Symptoms of Borderline Syndrome

Introduction

There are some typical symptoms or features that can occur in a borderline syndrome. These include a disregard for one’s own experience, an increased vulnerability in the emotional experience and the masking of emotional reactions. Also the so-called blinding, an insufficient possibility for problem solving, impulsiveness as well as black-and-white thinking and dissociatines are part of it. Further symptoms are the so-called active passivity and self-harming behaviour (e.g. by scratching). In the following text the symptoms characteristics are explained.

Self-harming behaviour

Almost 80% of patients with borderline develop self-injuring behaviour in the course of their lives. These often very different types of self-harm (cutting, burning, draining blood, etc.) do not usually serve the purpose of killing, but rather to end a state of arousal.

Patients often state after a self-harm that they had to “feel” themselves again. Scratching is a symptom that can occur in patients with a borderline syndrome and is probably the first thing many lay people associate with a borderline syndrome. Scratching is a type of self-harming or self-damaging behaviour.

Typically, sharp objects such as a razor blade are used to inflict injury on themselves. Numerous cuts are often made to the forearms. Depending on how deep the injuries are, scars are left behind.

Apart from scarring, there are other types of self-injury, such as burns or hair pulling. The patients concerned name as a reason for the self-injuring behaviour that they can feel better again, that they can release inner tension or that they can drive away the inner emptiness that torments many patients very much. Self-injuring behaviour can also serve to manipulate the outside world.

Often the patients know about the effect that these injuries have on their social environment and they use this to get someone to turn to them. Rather rarely a suicide attempt is the aim of the scratching. In general, by the way, self-harming behaviour does not only occur with borderline disease. Other mental illnesses can also be accompanied by self-harming behaviour, for example depressive episodes or obsessive-compulsive disorders. Especially during adolescence, self-harming behaviour also occurs without being an expression of an illness.

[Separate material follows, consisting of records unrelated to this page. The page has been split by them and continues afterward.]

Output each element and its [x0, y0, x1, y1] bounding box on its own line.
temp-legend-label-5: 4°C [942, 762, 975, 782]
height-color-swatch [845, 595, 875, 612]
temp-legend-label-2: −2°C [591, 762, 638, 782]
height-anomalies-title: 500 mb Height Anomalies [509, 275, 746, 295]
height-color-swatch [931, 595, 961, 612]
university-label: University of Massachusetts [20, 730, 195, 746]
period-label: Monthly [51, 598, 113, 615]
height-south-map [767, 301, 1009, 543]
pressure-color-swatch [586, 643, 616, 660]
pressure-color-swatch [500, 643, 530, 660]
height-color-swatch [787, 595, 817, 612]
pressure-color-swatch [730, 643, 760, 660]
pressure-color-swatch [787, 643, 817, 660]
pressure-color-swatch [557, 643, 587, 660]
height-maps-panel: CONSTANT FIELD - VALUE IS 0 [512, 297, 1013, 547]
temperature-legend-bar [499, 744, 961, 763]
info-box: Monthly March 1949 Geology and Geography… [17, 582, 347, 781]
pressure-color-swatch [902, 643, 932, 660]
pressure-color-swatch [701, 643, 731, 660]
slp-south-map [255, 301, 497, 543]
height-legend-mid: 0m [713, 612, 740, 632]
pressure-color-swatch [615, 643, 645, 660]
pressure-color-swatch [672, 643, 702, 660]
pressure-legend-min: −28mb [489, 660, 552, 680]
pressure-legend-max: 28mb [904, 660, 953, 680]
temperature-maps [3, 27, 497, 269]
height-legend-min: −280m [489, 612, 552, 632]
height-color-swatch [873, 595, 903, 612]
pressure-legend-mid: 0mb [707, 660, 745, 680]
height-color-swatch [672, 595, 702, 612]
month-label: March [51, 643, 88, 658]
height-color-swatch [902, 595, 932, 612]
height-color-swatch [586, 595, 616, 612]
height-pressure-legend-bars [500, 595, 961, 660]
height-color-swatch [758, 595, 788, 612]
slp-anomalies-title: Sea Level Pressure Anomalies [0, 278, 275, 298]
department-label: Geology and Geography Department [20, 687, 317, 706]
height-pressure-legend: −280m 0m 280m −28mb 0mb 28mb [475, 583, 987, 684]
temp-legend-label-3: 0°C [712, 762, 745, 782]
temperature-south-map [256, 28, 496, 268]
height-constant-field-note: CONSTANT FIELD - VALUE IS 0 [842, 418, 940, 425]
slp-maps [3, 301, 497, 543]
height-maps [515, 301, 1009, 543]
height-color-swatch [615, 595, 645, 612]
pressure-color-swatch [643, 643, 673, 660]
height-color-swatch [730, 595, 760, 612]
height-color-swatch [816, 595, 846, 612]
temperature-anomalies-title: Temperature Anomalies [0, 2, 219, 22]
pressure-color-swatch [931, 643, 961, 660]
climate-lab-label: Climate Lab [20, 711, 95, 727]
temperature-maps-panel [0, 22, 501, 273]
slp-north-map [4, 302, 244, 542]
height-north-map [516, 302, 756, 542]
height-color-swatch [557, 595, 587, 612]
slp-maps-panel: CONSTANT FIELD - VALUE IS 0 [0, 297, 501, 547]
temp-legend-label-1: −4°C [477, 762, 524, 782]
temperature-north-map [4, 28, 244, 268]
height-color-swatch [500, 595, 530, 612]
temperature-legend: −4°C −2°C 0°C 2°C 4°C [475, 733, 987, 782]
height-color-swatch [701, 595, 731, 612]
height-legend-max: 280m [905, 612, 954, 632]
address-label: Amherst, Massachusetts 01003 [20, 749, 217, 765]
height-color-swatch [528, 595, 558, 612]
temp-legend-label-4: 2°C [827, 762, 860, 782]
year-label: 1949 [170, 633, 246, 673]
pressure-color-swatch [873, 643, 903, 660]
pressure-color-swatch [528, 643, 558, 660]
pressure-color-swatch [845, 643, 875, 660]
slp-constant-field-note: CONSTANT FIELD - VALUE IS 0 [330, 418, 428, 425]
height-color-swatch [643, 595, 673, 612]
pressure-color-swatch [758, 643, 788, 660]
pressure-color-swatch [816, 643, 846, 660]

Disregard of one’s own experience

With the borderline disorder, patients have “learned” already in childhood, through a mostly abusive or otherwise negative environment, that they should not listen to their feelings, because they are “wrong anyway”. Furthermore, this leads to the fact that important feelings are often not taken seriously and not considered by patients with borderline syndrome.

Increased vulnerability in emotional experience

It often does not take much to make a borderline patient explode. Even small things are enough to provoke a violent and long-lasting reaction.